Öffentliches Schreiben an einer Kurzgeschichte (Der Schluss):
…Benjamin fixierte wieder ihre Sommersprossen. „Was ist, sitzt eine nicht richtig?“ fragte sie spitz in seinen Blick. Ein befreiendes Gelächter nahm die Schärfe aus dem Gespräch und der Zwei-Meter-Mann gestand noch prustend: „Weißt du, ich mag solche Schlagabtausche nicht. Sie verhindern, dass man wirklich spricht. Jeder sucht nur nach Argumenten für die eigene Lebensposition und blockiert damit das Bedenken des anderen Standpunkts.“ „Stimmt schon, aber ich ertrage es einfach nicht, wenn einer so angepasst durch die Welt stakst.“ „Nur unauffällig, nicht angepasst. Ich will mich nicht mehr, wie meine Eltern, so oft dafür rechtfertigen, dass ich im falschen Land geboren wurde.“ „Also Sohn der Spree – ein bisschen mehr Courage bitte“, verlangte Sophie streng. „Schließlich wissen wir als Scherbenkinder dafür eine Menge über Brüche, Endzeitstimmung und das den Kopf in den Sand stecken Veränderungen nicht aufhalten kann.

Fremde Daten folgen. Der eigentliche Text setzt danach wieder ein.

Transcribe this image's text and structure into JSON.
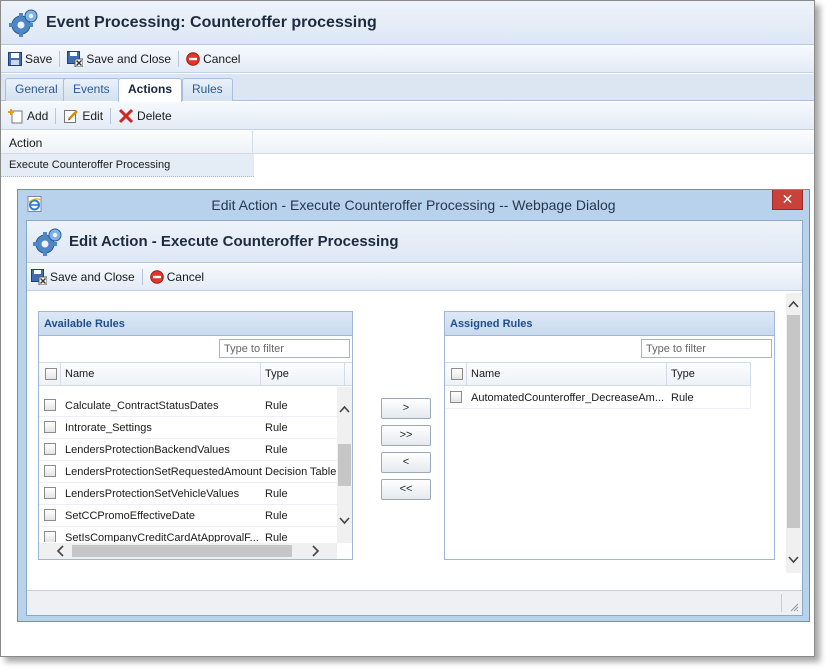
{
  "app": {
    "title": "Event Processing: Counteroffer processing",
    "toolbar": {
      "save": "Save",
      "save_close": "Save and Close",
      "cancel": "Cancel"
    },
    "tabs": [
      {
        "label": "General",
        "active": false
      },
      {
        "label": "Events",
        "active": false
      },
      {
        "label": "Actions",
        "active": true
      },
      {
        "label": "Rules",
        "active": false
      }
    ],
    "actions_toolbar": {
      "add": "Add",
      "edit": "Edit",
      "delete": "Delete"
    },
    "grid": {
      "column": "Action",
      "rows": [
        "Execute Counteroffer Processing"
      ]
    }
  },
  "dialog": {
    "window_title": "Edit Action - Execute Counteroffer Processing -- Webpage Dialog",
    "close_glyph": "✕",
    "header_title": "Edit Action - Execute Counteroffer Processing",
    "toolbar": {
      "save_close": "Save and Close",
      "cancel": "Cancel"
    },
    "available": {
      "title": "Available Rules",
      "filter_placeholder": "Type to filter",
      "col_name": "Name",
      "col_type": "Type",
      "rows": [
        {
          "name": "Calculate_ContractStatusDates",
          "type": "Rule"
        },
        {
          "name": "Introrate_Settings",
          "type": "Rule"
        },
        {
          "name": "LendersProtectionBackendValues",
          "type": "Rule"
        },
        {
          "name": "LendersProtectionSetRequestedAmount",
          "type": "Decision Table"
        },
        {
          "name": "LendersProtectionSetVehicleValues",
          "type": "Rule"
        },
        {
          "name": "SetCCPromoEffectiveDate",
          "type": "Rule"
        },
        {
          "name": "SetIsCompanyCreditCardAtApprovalF...",
          "type": "Rule"
        }
      ]
    },
    "assigned": {
      "title": "Assigned Rules",
      "filter_placeholder": "Type to filter",
      "col_name": "Name",
      "col_type": "Type",
      "rows": [
        {
          "name": "AutomatedCounteroffer_DecreaseAm...",
          "type": "Rule"
        }
      ]
    },
    "move_buttons": {
      "add_one": ">",
      "add_all": ">>",
      "remove_one": "<",
      "remove_all": "<<"
    }
  },
  "colors": {
    "accent": "#1e4e8c",
    "dialog_frame": "#b9d2ec",
    "close": "#c8413a"
  }
}
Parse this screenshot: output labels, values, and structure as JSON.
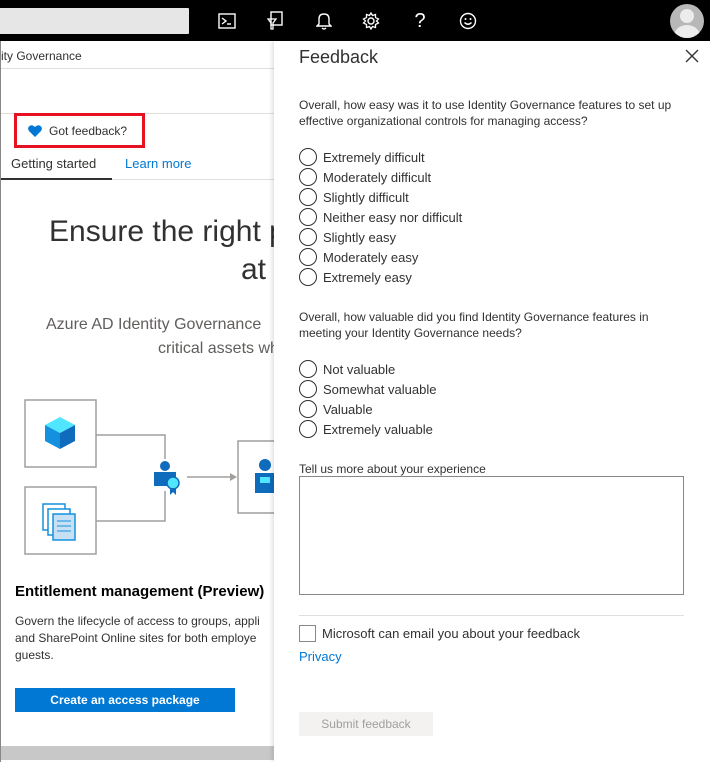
{
  "topbar": {
    "icons": [
      "cloud-shell-icon",
      "directory-filter-icon",
      "notifications-bell-icon",
      "settings-gear-icon",
      "help-icon",
      "smiley-feedback-icon"
    ],
    "help_glyph": "?"
  },
  "left": {
    "breadcrumb": "ity Governance",
    "got_feedback": "Got feedback?",
    "tabs": [
      "Getting started",
      "Learn more"
    ],
    "hero_line1": "Ensure the right p",
    "hero_line2": "at",
    "desc_line1": "Azure AD Identity Governance",
    "desc_line2": "critical assets wh",
    "section_title": "Entitlement management (Preview)",
    "section_text": [
      "Govern the lifecycle of access to groups, appli",
      "and SharePoint Online sites for both employe",
      "guests."
    ],
    "cta": "Create an access package"
  },
  "feedback": {
    "title": "Feedback",
    "q1": "Overall, how easy was it to use Identity Governance features to set up effective organizational controls for managing access?",
    "q1_options": [
      "Extremely difficult",
      "Moderately difficult",
      "Slightly difficult",
      "Neither easy nor difficult",
      "Slightly easy",
      "Moderately easy",
      "Extremely easy"
    ],
    "q2": "Overall, how valuable did you find Identity Governance features in meeting your Identity Governance needs?",
    "q2_options": [
      "Not valuable",
      "Somewhat valuable",
      "Valuable",
      "Extremely valuable"
    ],
    "tell_more": "Tell us more about your experience",
    "tell_more_value": "",
    "email_consent": "Microsoft can email you about your feedback",
    "privacy": "Privacy",
    "submit": "Submit feedback"
  },
  "colors": {
    "accent": "#0078d4",
    "highlight_border": "#e81123",
    "topbar": "#000000"
  }
}
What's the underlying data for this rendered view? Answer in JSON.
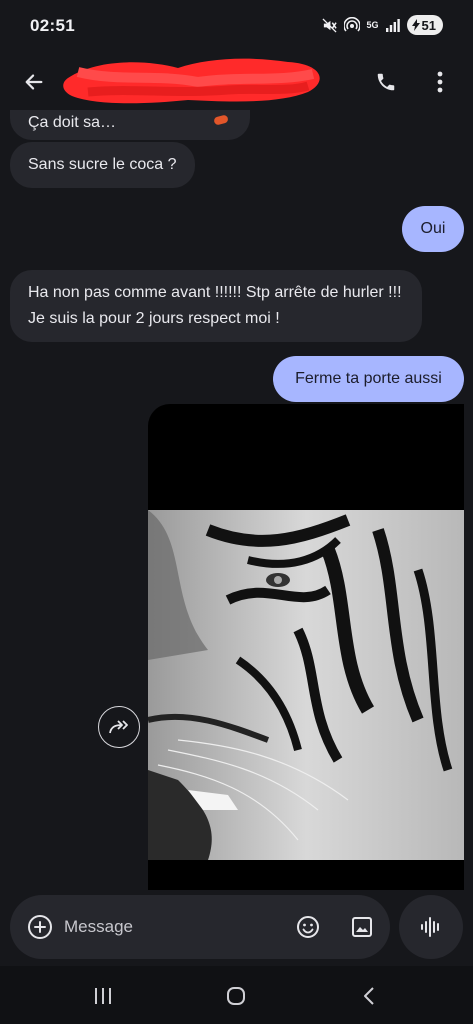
{
  "status_bar": {
    "time": "02:51",
    "network": "5G",
    "battery": "51"
  },
  "header": {
    "contact_name": ""
  },
  "messages": [
    {
      "direction": "in",
      "text": "Ça doit sa…"
    },
    {
      "direction": "in",
      "text": "Sans sucre le coca ?"
    },
    {
      "direction": "out",
      "text": "Oui"
    },
    {
      "direction": "in",
      "text": "Ha non pas comme avant !!!!!! Stp arrête de hurler !!! Je suis la pour 2 jours respect moi !"
    },
    {
      "direction": "out",
      "text": "Ferme ta porte aussi"
    },
    {
      "direction": "out",
      "type": "image",
      "subject": "tiger"
    }
  ],
  "composer": {
    "placeholder": "Message"
  },
  "icons": {
    "back": "arrow-back-icon",
    "call": "phone-icon",
    "more": "more-vert-icon",
    "share": "share-arrow-icon",
    "add": "plus-circle-icon",
    "emoji": "emoji-icon",
    "gallery": "image-icon",
    "voice": "voice-wave-icon"
  },
  "colors": {
    "background": "#16171b",
    "incoming_bubble": "#26272d",
    "outgoing_bubble": "#a7b6ff",
    "redaction": "#ff2a2a"
  }
}
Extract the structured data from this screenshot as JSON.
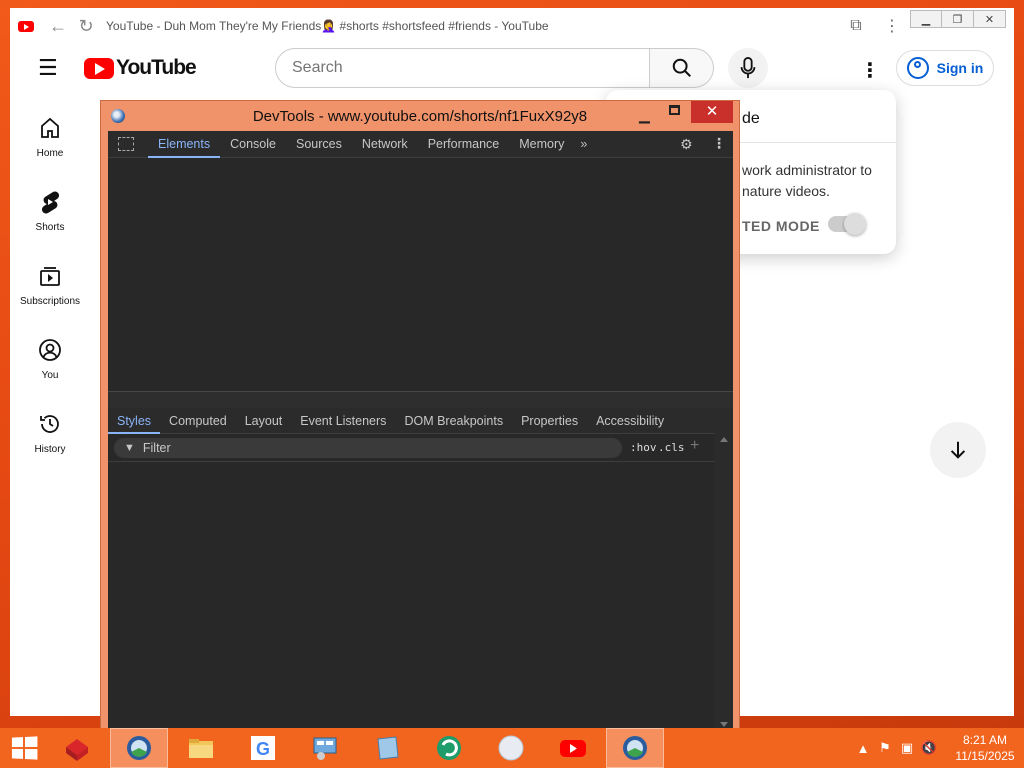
{
  "browser": {
    "tab_title": "YouTube - Duh Mom They're My Friends🤦‍♀️ #shorts #shortsfeed #friends - YouTube"
  },
  "youtube": {
    "logo_text": "YouTube",
    "search_placeholder": "Search",
    "signin_label": "Sign in",
    "sidebar": [
      {
        "label": "Home",
        "icon": "home-icon"
      },
      {
        "label": "Shorts",
        "icon": "shorts-icon"
      },
      {
        "label": "Subscriptions",
        "icon": "subscriptions-icon"
      },
      {
        "label": "You",
        "icon": "you-icon"
      },
      {
        "label": "History",
        "icon": "history-icon"
      }
    ],
    "popup": {
      "title_partial": "de",
      "body_partial": "work administrator to\nnature videos.",
      "mode_partial": "TED MODE"
    }
  },
  "devtools": {
    "title": "DevTools - www.youtube.com/shorts/nf1FuxX92y8",
    "tabs": [
      "Elements",
      "Console",
      "Sources",
      "Network",
      "Performance",
      "Memory"
    ],
    "active_tab": "Elements",
    "style_tabs": [
      "Styles",
      "Computed",
      "Layout",
      "Event Listeners",
      "DOM Breakpoints",
      "Properties",
      "Accessibility"
    ],
    "active_style_tab": "Styles",
    "filter_placeholder": "Filter",
    "hov_label": ":hov",
    "cls_label": ".cls"
  },
  "taskbar": {
    "time": "8:21 AM",
    "date": "11/15/2025"
  },
  "colors": {
    "desktop": "#e8501c",
    "youtube_red": "#ff0000",
    "link_blue": "#065fd4",
    "devtools_frame": "#f0926a",
    "devtools_bg": "#282828",
    "devtools_accent": "#8ab4f8"
  }
}
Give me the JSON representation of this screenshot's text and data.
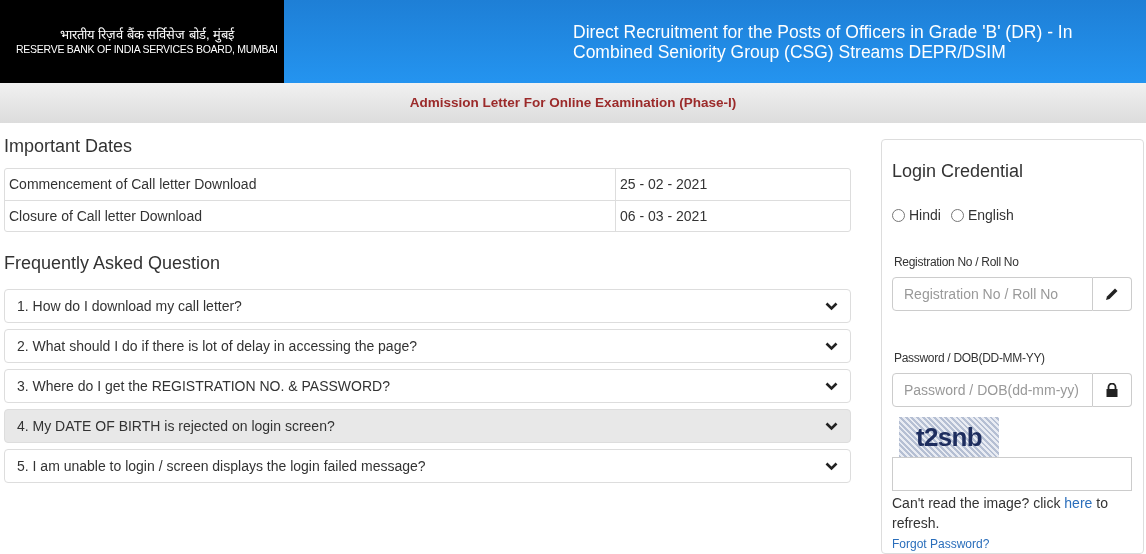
{
  "header": {
    "logo_hindi": "भारतीय रिज़र्व बैंक सर्विसेज बोर्ड, मुंबई",
    "logo_english": "RESERVE BANK OF INDIA SERVICES BOARD, MUMBAI",
    "title": "Direct Recruitment for the Posts of Officers in Grade 'B' (DR) - In Combined Seniority Group (CSG) Streams DEPR/DSIM"
  },
  "subtitle": "Admission Letter For Online Examination (Phase-I)",
  "important_dates": {
    "heading": "Important Dates",
    "rows": [
      {
        "label": "Commencement of Call letter Download",
        "date": "25 - 02 - 2021"
      },
      {
        "label": "Closure of Call letter Download",
        "date": "06 - 03 - 2021"
      }
    ]
  },
  "faq": {
    "heading": "Frequently Asked Question",
    "items": [
      {
        "question": "1. How do I download my call letter?",
        "highlighted": false
      },
      {
        "question": "2. What should I do if there is lot of delay in accessing the page?",
        "highlighted": false
      },
      {
        "question": "3. Where do I get the REGISTRATION NO. & PASSWORD?",
        "highlighted": false
      },
      {
        "question": "4. My DATE OF BIRTH is rejected on login screen?",
        "highlighted": true
      },
      {
        "question": "5. I am unable to login / screen displays the login failed message?",
        "highlighted": false
      }
    ]
  },
  "login": {
    "heading": "Login Credential",
    "languages": [
      {
        "label": "Hindi",
        "selected": false
      },
      {
        "label": "English",
        "selected": false
      }
    ],
    "fields": [
      {
        "label": "Registration No / Roll No",
        "placeholder": "Registration No / Roll No",
        "kind": "pencil"
      },
      {
        "label": "Password / DOB(DD-MM-YY)",
        "placeholder": "Password / DOB(dd-mm-yy)",
        "kind": "lock"
      }
    ],
    "captcha": "t2snb",
    "refresh_before": "Can't read the image? click",
    "refresh_link": "here",
    "refresh_after": "to refresh.",
    "forgot": "Forgot Password?"
  }
}
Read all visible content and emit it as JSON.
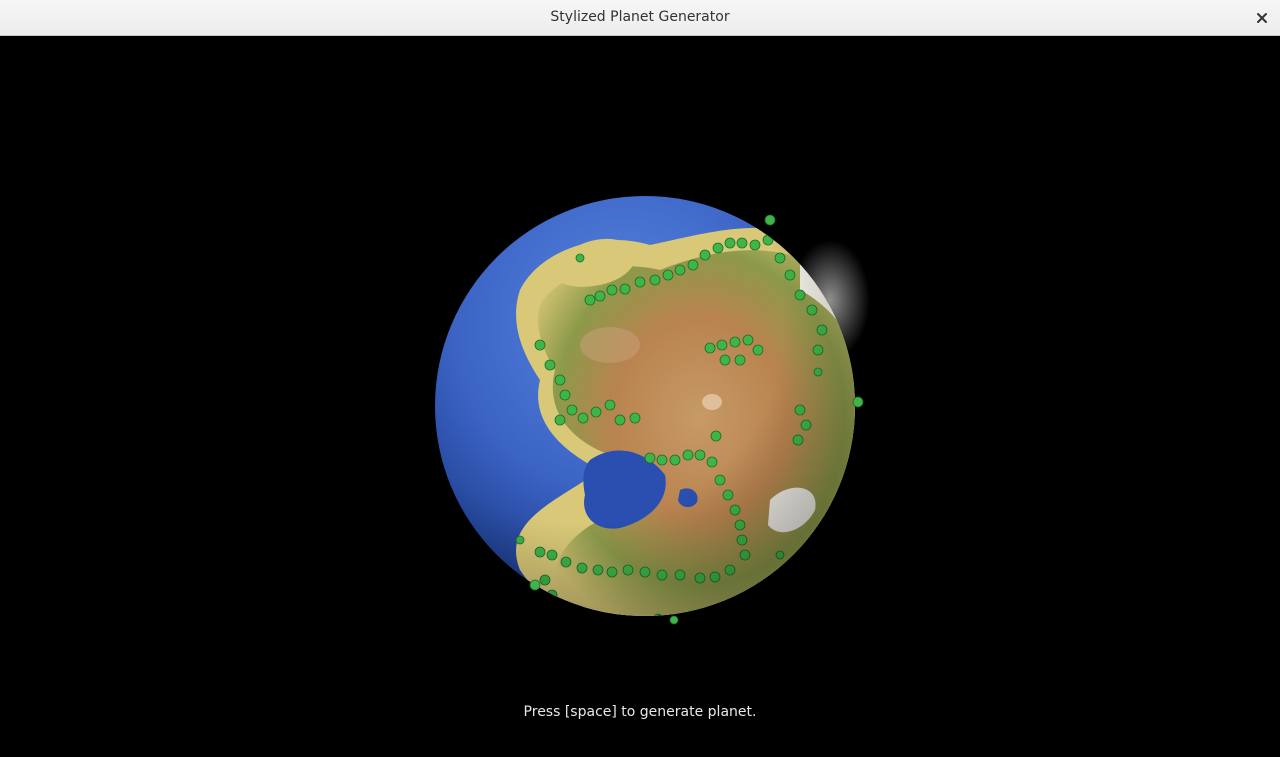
{
  "window": {
    "title": "Stylized Planet Generator",
    "close_icon": "close-icon"
  },
  "scene": {
    "hint_text": "Press [space] to generate planet.",
    "colors": {
      "background": "#000000",
      "ocean": "#3a63c4",
      "ocean_shadow": "#1b3a8a",
      "sand": "#d8c878",
      "grass": "#8a9a4a",
      "desert": "#b88a55",
      "snow": "#f2efe8",
      "trees": "#3fb548"
    }
  }
}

Sie kommen wie das nächste Sommergewitter. Viele glauben heute, man muss den Istzustand nur ständig verfeinern, damit das Wohlstandsgefüge erhalten bleibt. Aber Demokratie braucht mutige Ideen, nicht bürokratische Monster. Mit ein bisschen Petersilie auf verstaubten Ansichten, lässt sich kein modernes Staatswesen in die Zukunft führen. Die Zeit wird bleiern und das System bröckelt. Auch das kennen wir. Du musst mutiger werden, nicht nur funktionieren.“ Benjamin rieb sich verlegen die Hände: „Und du musst eine Ausbildung machen, sonst bist du bald weg vom Fenster. Dein Vorsprung schmilzt.“ „Ich weiß“, flüsterte die Sommersprossenfrau. Er hatte ihren wunden Punkt berührt, aber sie fühlte sich nicht angegriffen, im Gegenteil. Das Gespräch schwappte in die nächste Runde. Sie plauderten über das Leben an sich, gegen die einsame, innere Härte. Es wurde Abend. Kurz vor der Dunkelheit stiegen sie die Stufen zur Straße hinauf. Die Oranienburger lärmte immer noch sommerlich laut. Die leicht bekleideten Bordsteinschwalben warteten bummelnd auf Freier. Eine Straßenbahn zog in die Kurve zum Hackeschen Markt als leuchtende Bewegung unter dem Nachthimmel. Die zwei Ungleichen beschlich eine seltsame Melancholie, wie sie nur Scherbenkinder befallen kann.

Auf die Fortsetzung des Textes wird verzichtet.